Build pipeline (font_builder.py)

  1. Parse sheetsglyph_parser.py reads each TGA sprite sheet, extracts per-glyph bitmaps and tag-column metadata (width, alignment, diacritics anchors, kerning data, directives)
  2. Compose Hangulhangul.py assembles 11,172 precomposed Hangul syllables from jamo components and stores jamo variants in PUA for GSUB
  3. Populate Devanagari — consonants U+0915-0939 have width=0 in the sprite sheet (the Kotlin engine normalises them to PUA forms); the builder copies PUA glyph data back to the Unicode positions so they render without GSUB
  4. Expand replacewith — glyphs with the replacewith directive (opcode 0x80-0x87) are collected for GSUB multiple substitution (e.g. U+0910 -> U+090F U+0947)
  5. Build glyph order and cmap — PUA internal forms (0xF0000-0xF0FFF) get glyphs but no cmap entries
  6. Trace bitmapsbitmap_tracer.py converts 1-bit bitmaps to CFF rectangle contours (50 units/pixel)
  7. Set metrics — hmtx, hhea, OS/2, head, name, post tables
  8. OpenType featuresopentype_features.py generates feaLib code, compiled via fontTools.feaLib
  9. Bitmap strike — optional EBDT/EBLC at 20ppem via TTX import

Module overview

Module Purpose
build_font.py CLI entry point
font_builder.py Orchestrates the build pipeline
sheet_config.py Sheet indices, code ranges, index functions, metric constants, Hangul/Devanagari/Tamil/Sundanese constants
glyph_parser.py TGA sprite sheet parsing; extracts bitmaps and tag-column properties
tga_reader.py Low-level TGA image reader
bitmap_tracer.py Converts 1-bit bitmaps to CFF outlines (rectangle merging)
opentype_features.py Generates GSUB/GPOS feature code for feaLib
keming_machine.py Generates kerning pairs from glyph kern masks
hangul.py Hangul syllable composition and jamo GSUB data

OpenType features generated (opentype_features.py)

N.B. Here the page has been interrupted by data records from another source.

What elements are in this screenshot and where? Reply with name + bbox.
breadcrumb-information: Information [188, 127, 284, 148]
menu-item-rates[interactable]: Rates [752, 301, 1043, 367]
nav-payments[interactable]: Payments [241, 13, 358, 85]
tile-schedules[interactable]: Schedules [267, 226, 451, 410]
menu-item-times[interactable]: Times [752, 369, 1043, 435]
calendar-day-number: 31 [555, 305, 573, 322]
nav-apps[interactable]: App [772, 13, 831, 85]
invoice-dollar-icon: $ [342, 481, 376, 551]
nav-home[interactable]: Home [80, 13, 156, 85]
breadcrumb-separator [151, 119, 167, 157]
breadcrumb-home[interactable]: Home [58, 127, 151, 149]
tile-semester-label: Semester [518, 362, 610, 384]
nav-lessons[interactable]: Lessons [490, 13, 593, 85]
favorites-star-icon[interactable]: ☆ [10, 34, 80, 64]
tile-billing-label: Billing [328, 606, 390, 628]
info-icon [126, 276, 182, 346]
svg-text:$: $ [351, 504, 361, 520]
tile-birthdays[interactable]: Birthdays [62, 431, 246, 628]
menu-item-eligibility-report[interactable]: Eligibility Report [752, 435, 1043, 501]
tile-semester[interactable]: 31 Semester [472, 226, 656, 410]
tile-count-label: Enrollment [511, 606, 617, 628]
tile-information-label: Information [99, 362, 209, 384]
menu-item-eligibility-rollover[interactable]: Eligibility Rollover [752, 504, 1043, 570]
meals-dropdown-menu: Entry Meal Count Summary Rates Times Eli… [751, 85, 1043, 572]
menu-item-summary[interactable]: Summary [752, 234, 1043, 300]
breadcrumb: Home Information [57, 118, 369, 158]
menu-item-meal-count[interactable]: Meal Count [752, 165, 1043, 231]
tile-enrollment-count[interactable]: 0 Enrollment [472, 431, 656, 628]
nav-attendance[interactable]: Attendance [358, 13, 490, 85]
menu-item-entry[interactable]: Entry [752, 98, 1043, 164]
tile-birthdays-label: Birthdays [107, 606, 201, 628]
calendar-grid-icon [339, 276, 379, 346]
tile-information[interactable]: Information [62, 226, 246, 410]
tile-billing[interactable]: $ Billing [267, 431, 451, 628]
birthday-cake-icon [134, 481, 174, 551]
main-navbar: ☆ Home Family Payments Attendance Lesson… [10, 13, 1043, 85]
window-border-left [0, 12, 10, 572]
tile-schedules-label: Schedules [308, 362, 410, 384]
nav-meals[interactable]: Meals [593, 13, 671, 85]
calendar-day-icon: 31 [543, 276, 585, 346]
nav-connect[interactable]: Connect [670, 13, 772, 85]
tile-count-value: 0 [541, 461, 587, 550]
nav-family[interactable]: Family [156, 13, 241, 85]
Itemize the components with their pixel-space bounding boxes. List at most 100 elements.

  • ccmp — replacewith expansions (DFLT); consonant-to-PUA mapping + vowel decompositions (dev2)
  • kern — pair positioning from keming_machine.py
  • liga — Latin ligatures (ff, fi, fl, ffi, ffl, st) and Armenian ligatures
  • locl — Bulgarian/Serbian Cyrillic alternates
  • nukt, akhn, half, vatu, pres, blws, rphf — Devanagari complex script shaping (all under script dev2)
  • pres (tml2) — Tamil consonant+vowel ligatures
  • pres (sund) — Sundanese diacritic combinations
  • ljmo, vjmo, tjmo — Hangul jamo positional variants
  • mark — GPOS mark-to-base diacritics positioning

Devanagari PUA mapping

The bitmap font engine normalises Devanagari consonants to internal PUA forms before rendering. The OTF builder mirrors this:

Unicode range PUA range Purpose
U+0915-0939 0xF0140-0xF0164 Base consonants
U+0915-0939 +48 0xF0170-0xF0194 Nukta forms (consonant + U+093C)
U+0915-0939 +240 0xF0230-0xF0254 Half forms (consonant + virama)
U+0915-0939 +480 0xF0320-0xF0404 RA-appended forms (consonant + virama + RA)

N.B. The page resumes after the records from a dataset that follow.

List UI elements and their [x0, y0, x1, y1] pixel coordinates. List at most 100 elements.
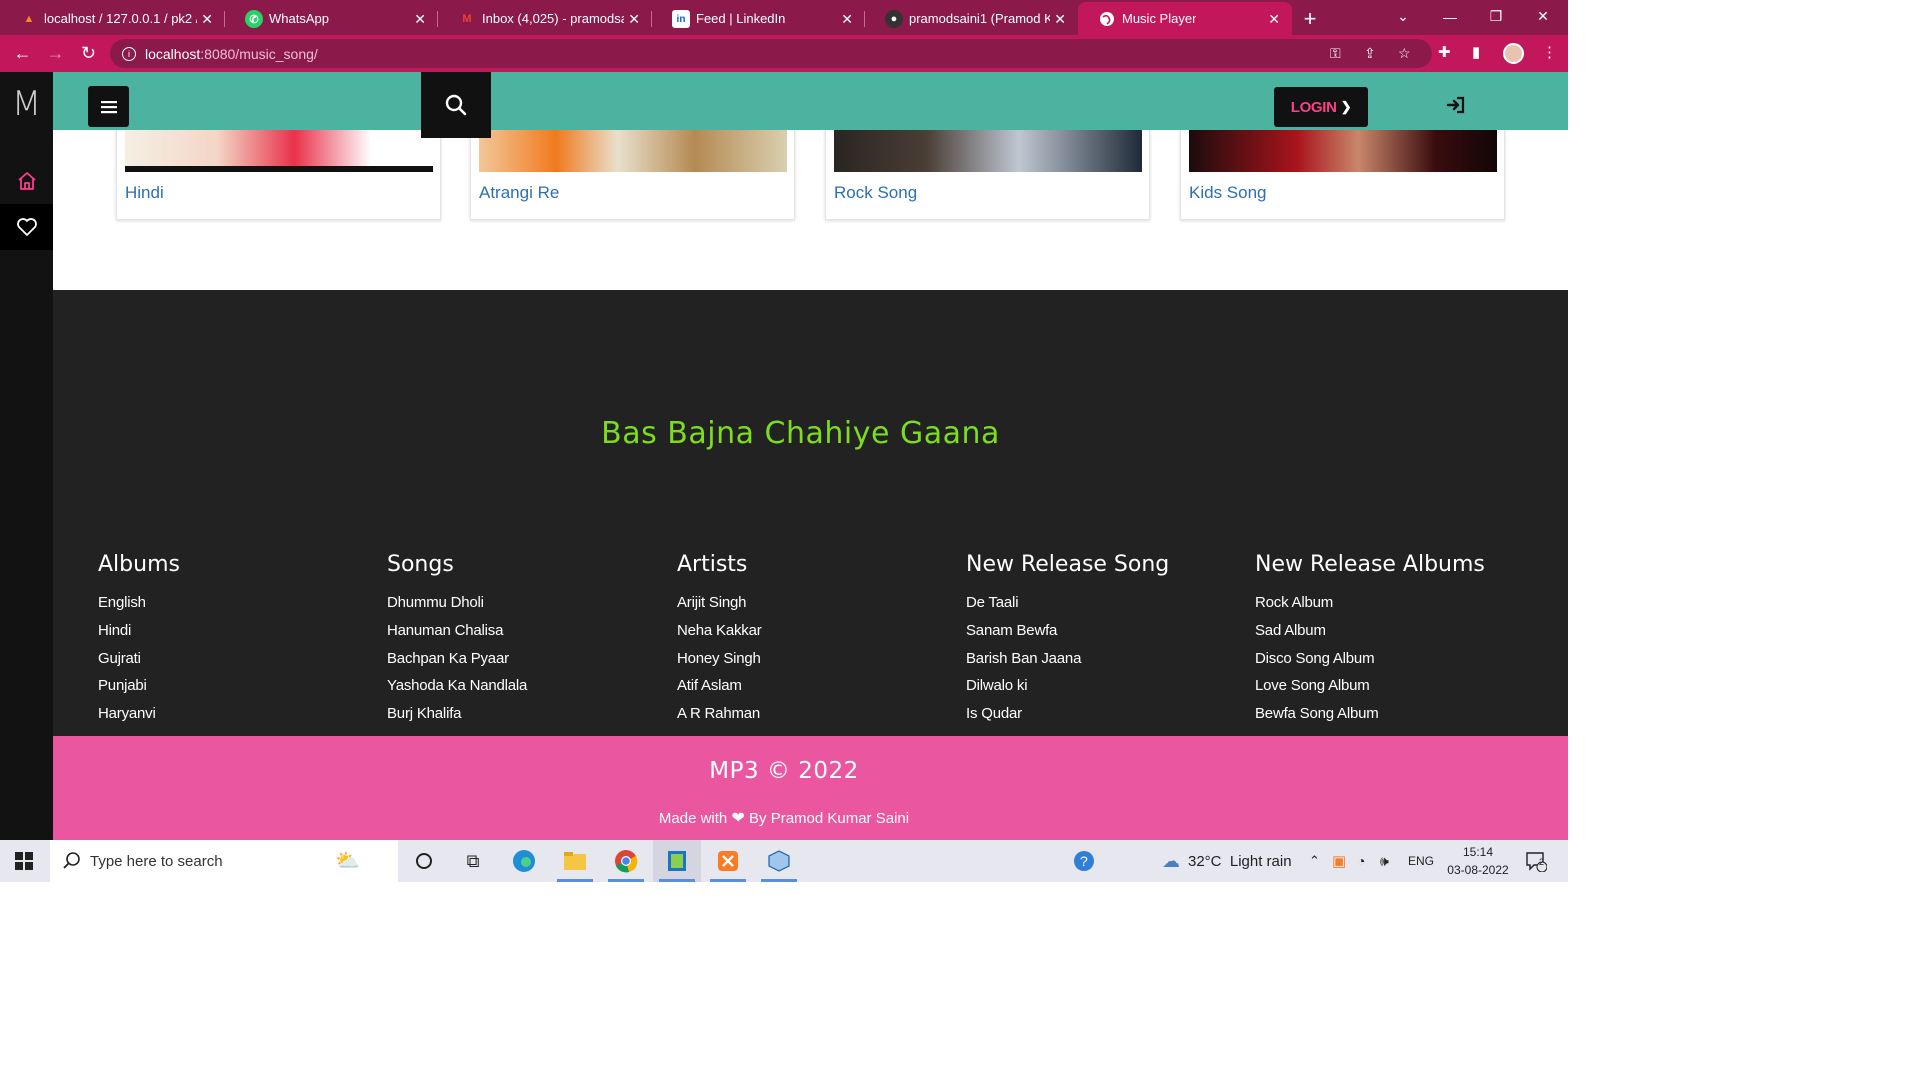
- search-button[interactable]: [421, 72, 491, 138]
- browser-tab[interactable]: ✆ WhatsApp ✕: [225, 2, 438, 35]
- close-icon[interactable]: ✕: [1268, 11, 1280, 28]
- extensions-icon[interactable]: ✚: [1438, 43, 1451, 61]
- footer-link[interactable]: Dhummu Dholi: [387, 589, 667, 617]
- card-title[interactable]: Kids Song: [1189, 183, 1267, 203]
- footer-column-heading: Albums: [98, 552, 180, 577]
- footer-link[interactable]: Sanam Bewfa: [966, 617, 1246, 645]
- tab-search-icon[interactable]: ⌄: [1380, 0, 1426, 33]
- wifi-icon[interactable]: ◔: [1357, 840, 1365, 882]
- taskbar-clock[interactable]: 15:14 03-08-2022: [1438, 843, 1518, 879]
- card-title[interactable]: Rock Song: [834, 183, 917, 203]
- footer-link[interactable]: Hanuman Chalisa: [387, 617, 667, 645]
- reload-button[interactable]: ↻: [72, 37, 105, 70]
- kebab-menu-icon[interactable]: ⋮: [1542, 43, 1557, 61]
- sign-in-icon[interactable]: [1446, 96, 1466, 119]
- profile-avatar[interactable]: [1503, 43, 1524, 64]
- site-logo[interactable]: M: [0, 84, 53, 124]
- browser-tab-active[interactable]: Music Player ✕: [1078, 2, 1292, 35]
- notification-count: 2: [1539, 857, 1545, 867]
- footer-link[interactable]: Gujrati: [98, 645, 378, 673]
- notepad-plus-icon[interactable]: [653, 840, 701, 882]
- footer-link[interactable]: Yashoda Ka Nandlala: [387, 672, 667, 700]
- footer-link[interactable]: Burj Khalifa: [387, 700, 667, 728]
- xampp-tray-icon[interactable]: ▣: [1332, 840, 1346, 882]
- volume-icon[interactable]: 🕪: [1380, 840, 1389, 882]
- restore-button[interactable]: ❐: [1473, 0, 1519, 33]
- close-icon[interactable]: ✕: [1054, 11, 1066, 28]
- footer-link[interactable]: De Taali: [966, 589, 1246, 617]
- footer-link[interactable]: Neha Kakkar: [677, 617, 957, 645]
- close-icon[interactable]: ✕: [201, 11, 213, 28]
- tab-title: WhatsApp: [269, 11, 329, 26]
- side-panel-icon[interactable]: ▮: [1472, 43, 1480, 61]
- footer-link[interactable]: Barish Ban Jaana: [966, 645, 1246, 673]
- footer-link[interactable]: Bewfa Song Album: [1255, 700, 1535, 728]
- close-icon[interactable]: ✕: [841, 11, 853, 28]
- browser-tab[interactable]: in Feed | LinkedIn ✕: [652, 2, 865, 35]
- address-bar[interactable]: i localhost:8080/music_song/ ⚿ ⇪ ☆: [110, 39, 1432, 68]
- search-icon: [63, 852, 80, 869]
- close-icon[interactable]: ✕: [628, 11, 640, 28]
- login-button[interactable]: LOGIN ❯: [1274, 87, 1368, 127]
- close-window-button[interactable]: ✕: [1520, 0, 1566, 33]
- site-info-icon[interactable]: i: [122, 46, 136, 61]
- browser-tab[interactable]: ▲ localhost / 127.0.0.1 / pk2 / ✕: [0, 2, 225, 35]
- footer-link[interactable]: Arijit Singh: [677, 589, 957, 617]
- notification-center-icon[interactable]: 2: [1525, 840, 1547, 882]
- taskbar-search-placeholder: Type here to search: [90, 852, 223, 870]
- bookmark-star-icon[interactable]: ☆: [1398, 45, 1411, 62]
- chevron-up-icon[interactable]: ⌃: [1309, 840, 1320, 882]
- back-button[interactable]: ←: [6, 37, 39, 70]
- browser-toolbar: ← → ↻ i localhost:8080/music_song/ ⚿ ⇪ ☆: [0, 35, 1568, 72]
- footer-link[interactable]: Haryanvi: [98, 700, 378, 728]
- footer-link[interactable]: Disco Song Album: [1255, 645, 1535, 673]
- weather-tray[interactable]: ☁ 32°C Light rain: [1162, 840, 1292, 882]
- tab-title: Inbox (4,025) - pramodsaini: [482, 11, 624, 26]
- footer-link[interactable]: Bachpan Ka Pyaar: [387, 645, 667, 673]
- taskbar-search-box[interactable]: Type here to search ⛅: [50, 840, 398, 882]
- heart-icon: ❤: [731, 810, 745, 827]
- key-icon[interactable]: ⚿: [1330, 45, 1341, 62]
- chrome-icon[interactable]: [602, 840, 650, 882]
- footer-link[interactable]: Sad Album: [1255, 617, 1535, 645]
- menu-toggle-button[interactable]: [88, 86, 129, 127]
- footer-link[interactable]: Love Song Album: [1255, 672, 1535, 700]
- footer-link[interactable]: Punjabi: [98, 672, 378, 700]
- language-indicator[interactable]: ENG: [1408, 840, 1434, 882]
- home-icon[interactable]: [0, 158, 53, 204]
- svg-text:?: ?: [1080, 853, 1088, 869]
- share-icon[interactable]: ⇪: [1364, 45, 1376, 62]
- card-title[interactable]: Hindi: [125, 183, 164, 203]
- footer-link[interactable]: A R Rahman: [677, 700, 957, 728]
- footer-link[interactable]: Hindi: [98, 617, 378, 645]
- new-tab-button[interactable]: +: [1292, 2, 1328, 35]
- task-view-icon[interactable]: ⧉: [449, 840, 497, 882]
- cortana-icon[interactable]: [400, 840, 448, 882]
- footer-link[interactable]: Honey Singh: [677, 645, 957, 673]
- weather-text: 32°C Light rain: [1188, 852, 1292, 870]
- windows-start-button[interactable]: [0, 840, 48, 882]
- search-icon: [445, 94, 467, 116]
- browser-tab[interactable]: ● pramodsaini1 (Pramod Kum ✕: [865, 2, 1078, 35]
- edge-icon[interactable]: [500, 840, 548, 882]
- browser-tab-strip: ▲ localhost / 127.0.0.1 / pk2 / ✕ ✆ What…: [0, 0, 1568, 35]
- footer-link[interactable]: Atif Aslam: [677, 672, 957, 700]
- heart-icon[interactable]: [0, 204, 53, 250]
- footer-link[interactable]: Is Qudar: [966, 700, 1246, 728]
- footer-link[interactable]: English: [98, 589, 378, 617]
- footer-column-songs: Songs Dhummu Dholi Hanuman Chalisa Bachp…: [387, 552, 667, 728]
- browser-tab[interactable]: M Inbox (4,025) - pramodsaini ✕: [438, 2, 652, 35]
- tab-title: Feed | LinkedIn: [696, 11, 786, 26]
- tab-title: Music Player: [1122, 11, 1197, 26]
- virtualbox-icon[interactable]: [755, 840, 803, 882]
- help-icon[interactable]: ?: [1073, 840, 1095, 882]
- footer-link[interactable]: Dilwalo ki: [966, 672, 1246, 700]
- xampp-icon[interactable]: [704, 840, 752, 882]
- clock-time: 15:14: [1462, 845, 1494, 859]
- card-title[interactable]: Atrangi Re: [479, 183, 559, 203]
- file-explorer-icon[interactable]: [551, 840, 599, 882]
- close-icon[interactable]: ✕: [414, 11, 426, 28]
- minimize-button[interactable]: —: [1427, 0, 1473, 33]
- forward-button[interactable]: →: [39, 37, 72, 70]
- footer-link[interactable]: Rock Album: [1255, 589, 1535, 617]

Mapping formula: to_deva_internal(c) = c - 0x0915 + 0xF0140 for U+0915-0939.

Script tag gotcha

When a script-specific feature exists in GSUB (e.g. ccmp under dev2), HarfBuzz uses only the script-specific lookups and does not fall back to the DFLT script's lookups for that feature. Any substitutions needed for a specific script must be registered under that script's tag.